Le 14 octobre, M. le commandant du Paty de Clam, chef de bataillon hors cadre, fut délégué par le ministre de la guerre comme officier de police judiciaire à l’effet de procéder à l’instruction de l’affaire et à l’arrestation du capitaine Dreyfus.

Ainsi, puisqu’il nous faut toujours ignorer la pièce que le général Mercier continuait à tenir secrète et à dérober à l’instruction comme elle le sera à la défense, il suffisait de deux expertises contradictoires pour jeter en prison un homme que rien n’accusait. Avec ce système, on peut emprisonner tout le monde. Si l’on admet que le témoignage de deux experts, en l’absence de toute autre preuve, est suffisant pour accuser quelqu’un et pour convaincre un juge, c’en est fait de la liberté de chacun. Que dire alors, lorsqu’on se contente d’une seule affirmation prétendue compétente, quand elle est démentie par l’affirmation contraire d’un expert de compétence égale ? L’égarement fut tel que, je l’affirme encore, on ne songea pas à faire filer l’officier suspect, alors qu’il ne se doutait pas de l’accusation dont il était l’objet, on ne tenta ni de suivre ses démarches, ni de contrôler sa correspondance. On me démentira peut être, on dira que tout cela a été fait, et je le nie.


L’ARRESTATION

Je reviens au récit de l’Éclair. Suivant lui, le commandant du Paty de Clam écrivit le 14 octobre au capitaine Dreyfus pour le prier de vouloir bien venir le trouver au ministère le lendemain matin pour une communication qui l’intéressait :

« Dreyfus, qui était loin de soupçonner que l’on connaissait ses agissements, fut exact au rendez-vous. Il arriva à l’heure fixée, vêtu d’un costume civil.

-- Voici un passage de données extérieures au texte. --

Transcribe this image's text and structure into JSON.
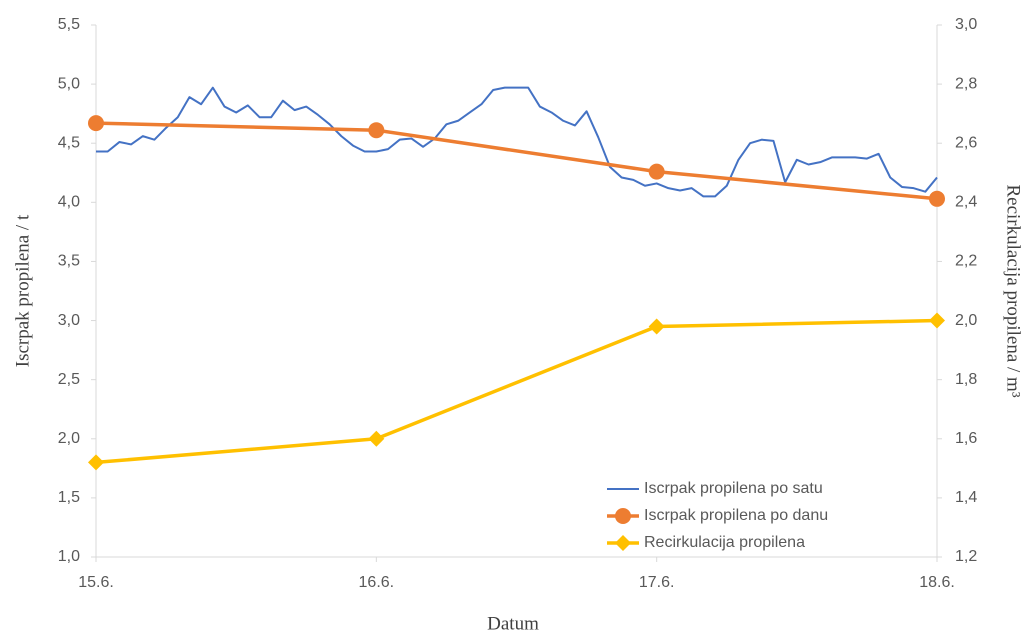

— Je suis très heureux de vous voir, mon cher camarade, lui dit le commandant. Si vous le voulez, nous sortirons ensemble tout à l’heure et je vous communiquerai ce que j’ai à vous dire ; en ce moment je suis très pressé ; soyez donc assez aimable, pour écrire sous ma dictée, pendant que je classe les dossiers que j’ai là, une lettre que j’ai à envoyer au général de Boisdeffre, au sujet de documents qu’il m’a demandés.

— Bien volontiers, mon commandant, répondit Dreyfus.

Le commandant se mit alors à dicter au capitaine une lettre dont les termes étaient exactement les mêmes que ceux de la lettre dans laquelle le traître annonçait l’envoi des cinq documents que nous avons énoncés plus haut et qui commençait par ces mots : « Je pars… »

À ces premiers mots, le capitaine pâlit ; sa main trembla, la plume décrivait des sinuosités.

— Mais écrivez donc droit, mon cher, dit le commandant.

Dreyfus chercha à se ressaisir, mais, presque aussitôt, sa main fut agitée par un tremblement nerveux.

— Qu’avez-vous donc ? reprit le commandant.

— J’ai froid aux doigts, répondit, après quelque hésitation, Dreyfus en balbutiant.